He didn’t. In the end, it was Scotland Yard and Inspector Rutledge who had to sort through the tangled threads of deception and twisted allegiances. By that time it was far too late for Hildebrand to retreat from his entrenched position.

2

Ian Rutledge drove through the countryside with Hamish restive and moody in the back of his mind. Around them in the car the warm air carried the heavy smell of new-mown hay.

The scent of phosgene…

Will any of us ever be free of that memory? Rutledge asked himself. Of the silent destroyer that had rolled across the battlefields of the Front in clouds of gas? One learned quickly enough to tell them apart-mustard or phosgene or CNS. But familiarity had made them more terrifying, not less-knowing what they could do.

“It’s no’ the gas I can’t forget,” Hamish said roughly, “but the haying. August ’Fourteen. I did na’ know there was an archduke getting himself killed somewhere in some place I’d no’ heard of. The hay… and Fiona dusty with it on the wain, and the horses dark with sweat God, it was fair, that August, and the MacDonalds swearing like wild men because they couldna’ keep up wi’ one MacLeod…”

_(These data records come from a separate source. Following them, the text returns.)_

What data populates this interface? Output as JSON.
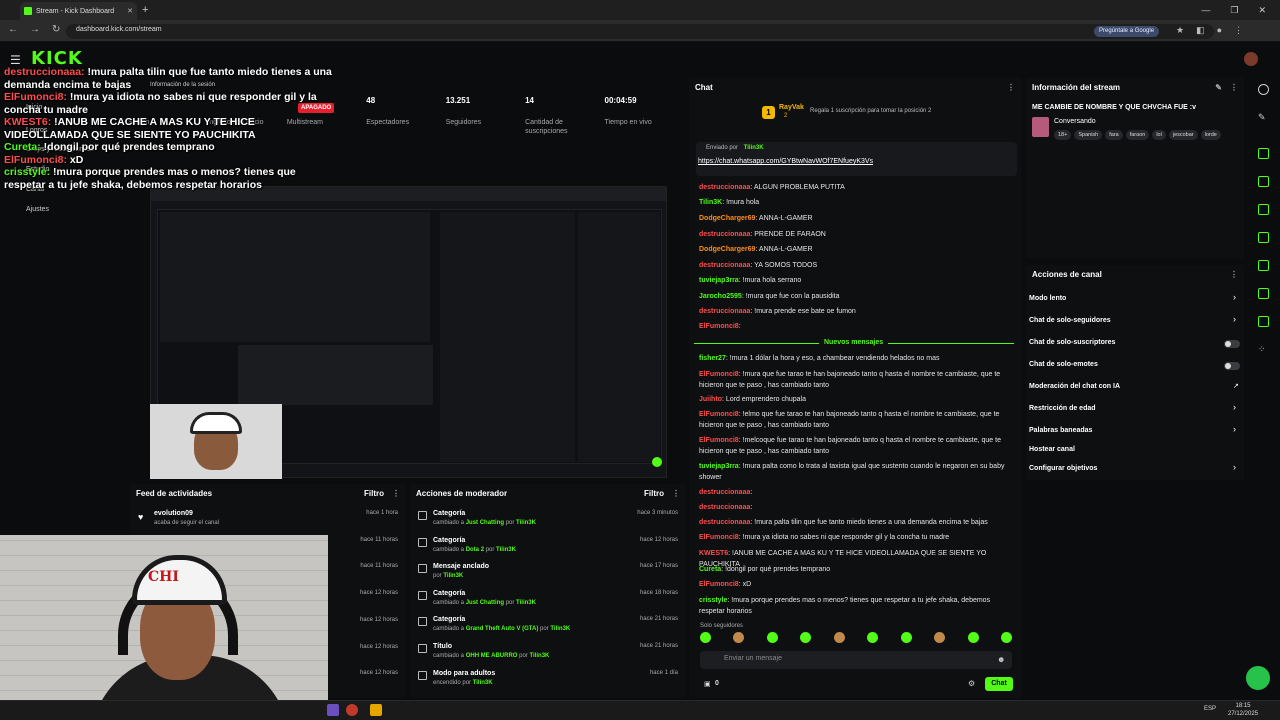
{
  "browser": {
    "tab_title": "Stream - Kick Dashboard",
    "url": "dashboard.kick.com/stream",
    "ask_google": "Pregúntale a Google",
    "new_tab": "+",
    "tab_close": "✕"
  },
  "kick": {
    "logo": "KICK"
  },
  "session": {
    "info_label": "Información de la sesión",
    "badge": "APAGADO",
    "stats": [
      {
        "value": "",
        "label": "Sesión"
      },
      {
        "value": "",
        "label": "Ingresos de Socio"
      },
      {
        "value": "",
        "label": "Multistream"
      },
      {
        "value": "48",
        "label": "Espectadores"
      },
      {
        "value": "13.251",
        "label": "Seguidores"
      },
      {
        "value": "14",
        "label": "Cantidad de suscripciones"
      },
      {
        "value": "00:04:59",
        "label": "Tiempo en vivo"
      }
    ]
  },
  "sidebar": {
    "items": [
      "Inicio",
      "Logros",
      "Drops y recompensas",
      "Canal",
      "Estudio",
      "Ajustes"
    ]
  },
  "overlay_chat": [
    {
      "user": "destruccionaaa:",
      "msg": " !mura palta tilin que fue tanto miedo tienes a una demanda encima te bajas",
      "c": "u"
    },
    {
      "user": "ElFumonci8:",
      "msg": " !mura ya idiota no sabes ni que responder gil y la concha tu madre",
      "c": "u"
    },
    {
      "user": "KWEST6:",
      "msg": " !ANUB ME CACHE A MAS KU Y TE HICE VIDEOLLAMADA QUE SE SIENTE YO PAUCHIKITA",
      "c": "u"
    },
    {
      "user": "Cureta:",
      "msg": " !dongil por qué prendes temprano",
      "c": "g"
    },
    {
      "user": "ElFumonci8:",
      "msg": " xD",
      "c": "u"
    },
    {
      "user": "crisstyle:",
      "msg": " !mura porque prendes mas o menos? tienes que respetar a tu jefe shaka, debemos respetar horarios",
      "c": "g"
    }
  ],
  "feed": {
    "title": "Feed de actividades",
    "filter": "Filtro",
    "items": [
      {
        "name": "evolution09",
        "sub": "acaba de seguir el canal",
        "time": "hace 1 hora"
      },
      {
        "name": "",
        "sub": "",
        "time": "hace 11 horas"
      },
      {
        "name": "",
        "sub": "",
        "time": "hace 11 horas"
      },
      {
        "name": "",
        "sub": "",
        "time": "hace 12 horas"
      },
      {
        "name": "",
        "sub": "",
        "time": "hace 12 horas"
      },
      {
        "name": "",
        "sub": "",
        "time": "hace 12 horas"
      },
      {
        "name": "",
        "sub": "",
        "time": "hace 12 horas"
      }
    ]
  },
  "mod": {
    "title": "Acciones de moderador",
    "filter": "Filtro",
    "items": [
      {
        "name": "Categoría",
        "pre": "cambiado a ",
        "val": "Just Chatting",
        "by": " por ",
        "who": "Tilin3K",
        "time": "hace 3 minutos"
      },
      {
        "name": "Categoría",
        "pre": "cambiado a ",
        "val": "Dota 2",
        "by": " por ",
        "who": "Tilin3K",
        "time": "hace 12 horas"
      },
      {
        "name": "Mensaje anclado",
        "pre": "",
        "val": "",
        "by": "por ",
        "who": "Tilin3K",
        "time": "hace 17 horas"
      },
      {
        "name": "Categoría",
        "pre": "cambiado a ",
        "val": "Just Chatting",
        "by": " por ",
        "who": "Tilin3K",
        "time": "hace 18 horas"
      },
      {
        "name": "Categoría",
        "pre": "cambiado a ",
        "val": "Grand Theft Auto V (GTA)",
        "by": " por ",
        "who": "Tilin3K",
        "time": "hace 21 horas"
      },
      {
        "name": "Título",
        "pre": "cambiado a ",
        "val": "OHH ME ABURRO",
        "by": " por ",
        "who": "Tilin3K",
        "time": "hace 21 horas"
      },
      {
        "name": "Modo para adultos",
        "pre": "encendido ",
        "val": "",
        "by": "por ",
        "who": "Tilin3K",
        "time": "hace 1 día"
      }
    ]
  },
  "chat": {
    "title": "Chat",
    "gift_user": "RayVak",
    "gift_count": "2",
    "gift_text": "Regala 1 suscripción para tomar la posición 2",
    "pinned_by": "Enviado por",
    "pinned_user": "Tilin3K",
    "pinned_link": "https://chat.whatsapp.com/GYBtwNavWOf7ENfueyK3Vs",
    "new_messages": "Nuevos mensajes",
    "followers_only": "Solo seguidores",
    "input_placeholder": "Enviar un mensaje",
    "send": "Chat",
    "count": "0",
    "messages": [
      {
        "user": "destruccionaaa",
        "msg": ": ALGUN PROBLEMA PUTITA",
        "color": "#ff4d4d"
      },
      {
        "user": "Tilin3K",
        "msg": ": !mura hola",
        "color": "#53fc18"
      },
      {
        "user": "DodgeCharger69",
        "msg": ": ANNA-L-GAMER",
        "color": "#ff8c1a"
      },
      {
        "user": "destruccionaaa",
        "msg": ": PRENDE DE FARAON",
        "color": "#ff4d4d"
      },
      {
        "user": "DodgeCharger69",
        "msg": ": ANNA-L-GAMER",
        "color": "#ff8c1a"
      },
      {
        "user": "destruccionaaa",
        "msg": ": YA SOMOS TODOS",
        "color": "#ff4d4d"
      },
      {
        "user": "tuviejap3rra",
        "msg": ": !mura hola serrano",
        "color": "#53fc18"
      },
      {
        "user": "Jarocho2595",
        "msg": ": !mura que fue con la pausidita",
        "color": "#53fc18"
      },
      {
        "user": "destruccionaaa",
        "msg": ": !mura prende ese bate oe fumon",
        "color": "#ff4d4d"
      },
      {
        "user": "ElFumonci8",
        "msg": ":",
        "color": "#ff4d4d"
      },
      {
        "user": "fisher27",
        "msg": ": !mura 1 dólar la hora y eso, a chambear vendiendo helados no mas",
        "color": "#53fc18"
      },
      {
        "user": "ElFumonci8",
        "msg": ": !mura que fue tarao te han bajoneado tanto q hasta el nombre te cambiaste, que te hicieron que te paso , has cambiado tanto",
        "color": "#ff4d4d"
      },
      {
        "user": "Juiihto",
        "msg": ": Lord emprendero chupala",
        "color": "#ff4d4d"
      },
      {
        "user": "ElFumonci8",
        "msg": ": !elmo que fue tarao te han bajoneado tanto q hasta el nombre te cambiaste, que te hicieron que te paso , has cambiado tanto",
        "color": "#ff4d4d"
      },
      {
        "user": "ElFumonci8",
        "msg": ": !melcoque fue tarao te han bajoneado tanto q hasta el nombre te cambiaste, que te hicieron que te paso , has cambiado tanto",
        "color": "#ff4d4d"
      },
      {
        "user": "tuviejap3rra",
        "msg": ": !mura palta como lo trata al taxista igual que sustento cuando le negaron en su baby shower",
        "color": "#53fc18"
      },
      {
        "user": "destruccionaaa",
        "msg": ":",
        "color": "#ff4d4d"
      },
      {
        "user": "destruccionaaa",
        "msg": ":",
        "color": "#ff4d4d"
      },
      {
        "user": "destruccionaaa",
        "msg": ": !mura palta tilin que fue tanto miedo tienes a una demanda encima te bajas",
        "color": "#ff4d4d"
      },
      {
        "user": "ElFumonci8",
        "msg": ": !mura ya idiota no sabes ni que responder gil y la concha tu madre",
        "color": "#ff4d4d"
      },
      {
        "user": "KWEST6",
        "msg": ": !ANUB ME CACHE A MAS KU Y TE HICE VIDEOLLAMADA QUE SE SIENTE YO PAUCHIKITA",
        "color": "#ff4d4d"
      },
      {
        "user": "Cureta",
        "msg": ": !dongil por qué prendes temprano",
        "color": "#53fc18"
      },
      {
        "user": "ElFumonci8",
        "msg": ": xD",
        "color": "#ff4d4d"
      },
      {
        "user": "crisstyle",
        "msg": ": !mura porque prendes mas o menos? tienes que respetar a tu jefe shaka, debemos respetar horarios",
        "color": "#53fc18"
      }
    ]
  },
  "stream_info": {
    "title": "Información del stream",
    "stream_title": "ME CAMBIE DE NOMBRE Y QUE CHVCHA FUE :v",
    "category": "Conversando",
    "tags": [
      "18+",
      "Spanish",
      "fara",
      "faraon",
      "lol",
      "jescobar",
      "lorde"
    ]
  },
  "channel_actions": {
    "title": "Acciones de canal",
    "items": [
      {
        "label": "Modo lento",
        "kind": "chev"
      },
      {
        "label": "Chat de solo-seguidores",
        "kind": "chev"
      },
      {
        "label": "Chat de solo-suscriptores",
        "kind": "toggle"
      },
      {
        "label": "Chat de solo-emotes",
        "kind": "toggle"
      },
      {
        "label": "Moderación del chat con IA",
        "kind": "ext"
      },
      {
        "label": "Restricción de edad",
        "kind": "chev"
      },
      {
        "label": "Palabras baneadas",
        "kind": "chev"
      },
      {
        "label": "Hostear canal",
        "kind": "none"
      },
      {
        "label": "Configurar objetivos",
        "kind": "chev"
      }
    ]
  },
  "taskbar": {
    "lang": "ESP",
    "time": "18:15",
    "date": "27/12/2025"
  },
  "colors": {
    "accent": "#53fc18",
    "danger": "#e8202e"
  }
}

“Yes, you told me that, the night-” Rutledge began aloud, and then quickly stopped. Corporal Hamish MacLeod had talked to him about the August haying the night he’d died. In France. Odd that memory turned on something as simple as the smell of new-mown hay!

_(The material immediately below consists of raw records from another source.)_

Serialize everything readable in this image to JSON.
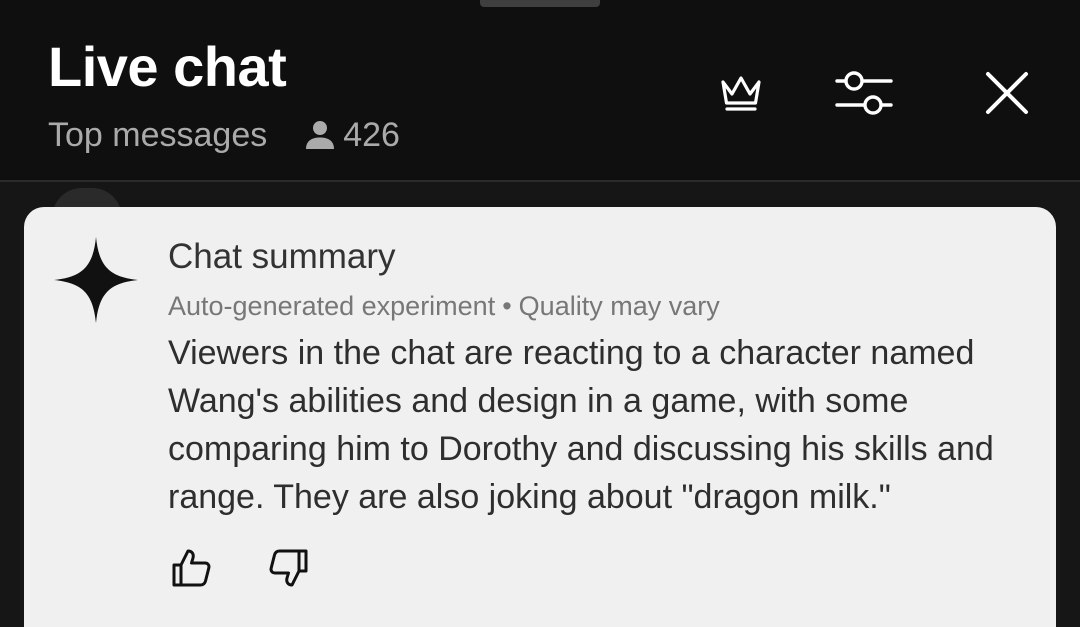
{
  "header": {
    "title": "Live chat",
    "mode_label": "Top messages",
    "viewer_count": "426",
    "viewer_icon": "person-icon",
    "actions": [
      {
        "name": "crown-icon"
      },
      {
        "name": "filter-sliders-icon"
      },
      {
        "name": "close-icon"
      }
    ]
  },
  "summary": {
    "icon": "sparkle-icon",
    "title": "Chat summary",
    "meta_source": "Auto-generated experiment",
    "meta_separator": "•",
    "meta_quality": "Quality may vary",
    "body": "Viewers in the chat are reacting to a character named Wang's abilities and design in a game, with some comparing him to Dorothy and discussing his skills and range. They are also joking about \"dragon milk.\"",
    "feedback": [
      {
        "name": "thumbs-up-icon"
      },
      {
        "name": "thumbs-down-icon"
      }
    ]
  },
  "colors": {
    "header_bg": "#0f0f0f",
    "card_bg": "#f0f0f0",
    "title_text": "#ffffff",
    "muted_text": "#aaaaaa"
  }
}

And yet he was accustomed to answering the voice in his head out of old habit. The Somme. A bloodbath for months, the toll climbing astronomically, and men so tired that their minds simply shut down. Assault after futile assault, and the German line still held.

Set against such appalling losses, one more casualty was insignificant. Yet in the midst of such horror, the death of a young Scottish corporal had incised itself on Rutledge’s soul.